Today, we’ll be discussing the implications of latency on your desire to move workloads to the cloud. Latency’s impact on the end user experience shouldn’t be a surprise to anyone, but we hope today to help you navigate some questions about latency, while offering some alternatives strategies and things to consider.
Where Latency Comes From
There are two main sources for latency: bandwidth contention and distance.
Bandwidth contention increases latency as queuing starts to occur, due to bandwidth saturation. The longer the queue, the longer the wait, and therefore the greater the latency.
Distance latency is partially due to the speed of light. In the immortal words of everyone’s favorite engineer Scotty, “I can’t change the laws of physics!”. Another cause is the number of hops, the routing hardware between, processing and passing the packets on their journey.
Both are outside of your control, somewhat. They are constraints you might just need to accept. Worry about what you can control, not what you can’t. You can increase bandwidth if the contention is on your network, but not if it’s in the public internet or at the home for those work from home employees. You can’t shrink distances, but you can potentially pick a closer hosting location. You can’t change the number of devices on the public internet, but you can get a private circuit to reduce the number of hops, like using AWS Direct Connect or Azure ExpressRoute.
Protocols. The Friendlies and the Enemies.
Many protocols were designed in the days before cloud. With some protocols, certain assumptions were made when they were developed, such as the expected distance or latency between the client and server in a conversation. When certain distances are exceeded, the protocols often still function, but the experience for the end user manifests as a delay in response. Technically, if the distance and therefore latency gets too large, they wouldn’t work due to timeout, but that’s not a likely scenario if we stay on the planet!
Let’s use SMB as an example of an enemy protocol. The bandwidth to deliver the required data is necessary, but the chatty nature of the protocol exaggerates the latency, leading to a poor experience. Yes, there have been improvements in the SMB protocol over time, but they haven’t fixed it for latency, just improved it.
FTP on the other hand is perfectly fine with higher latency scenarios to a point. Consider this a friendly. It can stream data and help push to bandwidth limits. Protocols like FTP, designed for the internet, are built with latency to be expected.
So, What Can You Do?
Each workload or scenario is different, but here are some tricks/ideas you can use to help drive success.
Consider the end users compute distance to the data/service they want to use. How can that be kept to a minimum for those enemy protocols? Move the end user compute to the cloud, alongside the data/service! Some form of application streaming (Citrix, VDI, RDP, whatever, they all serve the same purpose) can deliver that last mile (or many miles) of communication to the actual user using a latency friendly protocol. This idea keeps those latency sensitive enemy protocols within the low latency environment, where they belong.

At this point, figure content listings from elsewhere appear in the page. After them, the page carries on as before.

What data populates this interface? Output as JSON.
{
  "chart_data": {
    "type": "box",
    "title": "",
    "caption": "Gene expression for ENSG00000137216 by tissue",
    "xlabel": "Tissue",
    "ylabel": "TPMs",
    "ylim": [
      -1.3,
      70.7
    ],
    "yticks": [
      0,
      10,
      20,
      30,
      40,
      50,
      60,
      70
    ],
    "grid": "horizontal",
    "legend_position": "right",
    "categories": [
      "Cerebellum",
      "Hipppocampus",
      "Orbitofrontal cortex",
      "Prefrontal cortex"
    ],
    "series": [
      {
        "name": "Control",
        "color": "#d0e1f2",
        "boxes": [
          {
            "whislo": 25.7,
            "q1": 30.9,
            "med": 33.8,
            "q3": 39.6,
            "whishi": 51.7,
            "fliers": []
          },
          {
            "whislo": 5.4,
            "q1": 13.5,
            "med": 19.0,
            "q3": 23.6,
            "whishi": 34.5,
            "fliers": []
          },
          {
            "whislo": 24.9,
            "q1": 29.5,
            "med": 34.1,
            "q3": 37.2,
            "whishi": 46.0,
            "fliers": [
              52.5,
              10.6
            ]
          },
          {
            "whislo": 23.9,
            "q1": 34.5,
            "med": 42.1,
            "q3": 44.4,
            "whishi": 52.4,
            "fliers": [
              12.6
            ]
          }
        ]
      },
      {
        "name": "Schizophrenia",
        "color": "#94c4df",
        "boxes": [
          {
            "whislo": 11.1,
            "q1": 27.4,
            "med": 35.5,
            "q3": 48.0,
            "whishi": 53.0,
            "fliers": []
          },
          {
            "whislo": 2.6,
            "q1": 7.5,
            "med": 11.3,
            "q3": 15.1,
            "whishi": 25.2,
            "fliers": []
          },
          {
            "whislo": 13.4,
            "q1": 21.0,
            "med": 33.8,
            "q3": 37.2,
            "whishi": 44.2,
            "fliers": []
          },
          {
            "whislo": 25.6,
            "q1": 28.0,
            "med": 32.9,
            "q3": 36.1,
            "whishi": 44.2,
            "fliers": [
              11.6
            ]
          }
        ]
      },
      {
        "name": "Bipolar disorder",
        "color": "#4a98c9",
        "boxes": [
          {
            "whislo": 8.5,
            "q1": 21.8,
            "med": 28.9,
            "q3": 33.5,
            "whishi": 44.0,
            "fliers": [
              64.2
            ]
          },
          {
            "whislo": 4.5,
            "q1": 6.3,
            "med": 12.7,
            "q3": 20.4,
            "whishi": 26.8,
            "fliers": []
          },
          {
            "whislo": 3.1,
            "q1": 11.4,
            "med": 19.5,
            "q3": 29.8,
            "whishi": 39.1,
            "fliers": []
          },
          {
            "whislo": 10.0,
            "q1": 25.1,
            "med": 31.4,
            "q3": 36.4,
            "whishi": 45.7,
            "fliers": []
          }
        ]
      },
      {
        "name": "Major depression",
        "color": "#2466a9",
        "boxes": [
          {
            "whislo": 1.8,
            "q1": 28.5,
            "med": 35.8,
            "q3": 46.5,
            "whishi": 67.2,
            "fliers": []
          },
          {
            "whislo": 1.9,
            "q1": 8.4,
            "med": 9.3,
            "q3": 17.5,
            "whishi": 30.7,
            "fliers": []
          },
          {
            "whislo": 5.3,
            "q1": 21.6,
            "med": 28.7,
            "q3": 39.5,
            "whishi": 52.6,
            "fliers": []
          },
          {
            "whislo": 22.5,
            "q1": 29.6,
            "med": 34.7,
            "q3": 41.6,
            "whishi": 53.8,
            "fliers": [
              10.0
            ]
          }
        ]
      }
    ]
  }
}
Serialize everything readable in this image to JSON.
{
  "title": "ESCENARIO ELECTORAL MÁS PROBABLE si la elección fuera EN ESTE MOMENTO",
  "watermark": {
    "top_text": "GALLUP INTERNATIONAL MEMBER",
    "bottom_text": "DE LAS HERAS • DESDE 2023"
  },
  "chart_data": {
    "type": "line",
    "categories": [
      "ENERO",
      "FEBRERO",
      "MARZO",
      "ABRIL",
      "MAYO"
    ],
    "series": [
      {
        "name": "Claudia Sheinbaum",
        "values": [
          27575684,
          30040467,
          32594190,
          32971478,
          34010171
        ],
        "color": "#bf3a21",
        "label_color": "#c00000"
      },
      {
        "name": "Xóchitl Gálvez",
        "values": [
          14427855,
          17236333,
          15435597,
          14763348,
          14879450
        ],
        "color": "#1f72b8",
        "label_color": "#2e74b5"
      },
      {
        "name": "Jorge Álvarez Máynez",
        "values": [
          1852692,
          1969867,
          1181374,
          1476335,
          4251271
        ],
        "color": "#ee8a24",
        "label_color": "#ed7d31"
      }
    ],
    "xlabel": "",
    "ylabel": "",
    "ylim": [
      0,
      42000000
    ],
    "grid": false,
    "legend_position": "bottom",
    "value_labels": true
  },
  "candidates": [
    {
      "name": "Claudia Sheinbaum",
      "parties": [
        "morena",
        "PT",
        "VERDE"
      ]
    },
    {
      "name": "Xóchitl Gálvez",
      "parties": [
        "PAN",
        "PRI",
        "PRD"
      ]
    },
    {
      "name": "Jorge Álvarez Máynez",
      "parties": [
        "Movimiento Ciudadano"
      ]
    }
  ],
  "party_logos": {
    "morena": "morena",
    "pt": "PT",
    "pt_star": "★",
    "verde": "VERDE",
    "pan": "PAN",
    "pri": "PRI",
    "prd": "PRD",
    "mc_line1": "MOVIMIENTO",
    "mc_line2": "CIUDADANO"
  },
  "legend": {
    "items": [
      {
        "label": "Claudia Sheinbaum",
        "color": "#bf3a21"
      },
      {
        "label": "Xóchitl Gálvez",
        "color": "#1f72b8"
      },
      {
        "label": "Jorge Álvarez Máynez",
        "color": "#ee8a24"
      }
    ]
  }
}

In the case of SMB, there are newer technologies to keep the data in the cloud but serve the data locally. SMB caching technology allows you to deploy a physical or virtual “appliance” to cache the hot data near the user, in the office or legacy data center. These appliances allow the data to be protected and managed in the cloud and can be quickly replaced if there is a failure with the caching device. Consider this option if traditional mapped drives, large files, or other SMB heavy workloads are a requirement in your organization.
You can potentially move services to a friendly protocol, a transformation of the service. That older chatty win32 app for your ERP system can be replaced with a newer SaaS offering from the vendor. If the vendor has taken the time to develop a SaaS offering, they have likely designed and built it to tolerate latency. This might be a compromise with price, customization options, etc., and the appropriateness for your organization is a decision point for you.
What is Common Here?
In the examples above, and what you will find generally with latency sensitive workloads, it’s clear that something needs to change. Remember Scotty? Some things just can’t be changed! Unless you are lucky enough to be physically close to a cloud provider, likely a pure lift and shift to cloud strategy, without some form of transformation mixed in it will not lead you to success.
Just because something has always been done a certain way, doesn’t mean there isn’t a better way today. Explore options, explore compromises, and don’t be afraid to break the rules or challenge the norm. You might just make a new norm!
How Can You Get Help?
If cloud migration isn’t in your wheelhouse, or you have questions, seek out a quality partner to help. Be wary of any partner who claims everything will be fine or just brings forward a pure lift and shift strategy. If you are looking at moving a data center to the cloud, it’s a complex beast, built over time, and a mishmash of technologies. Evaluation of everything needs finesse and experience to deliver success.
When seeking a partner, ask tough questions. You deserve honesty from every partner. You want a partner, not just a vendor. Here at Converge, we pride ourselves on being agnostic, seeking the right solution for you, engaging as a true partner committed to your success. We have experience in helping our clients, large and small, navigate the complexities and nuances of cloud migrations. We’ll tell you what works and what doesn’t, bringing ideas and proven methodologies to the table.
I hope this has given you some things to think about. Boldly go forth, slay those enemies, and embrace some friendlies.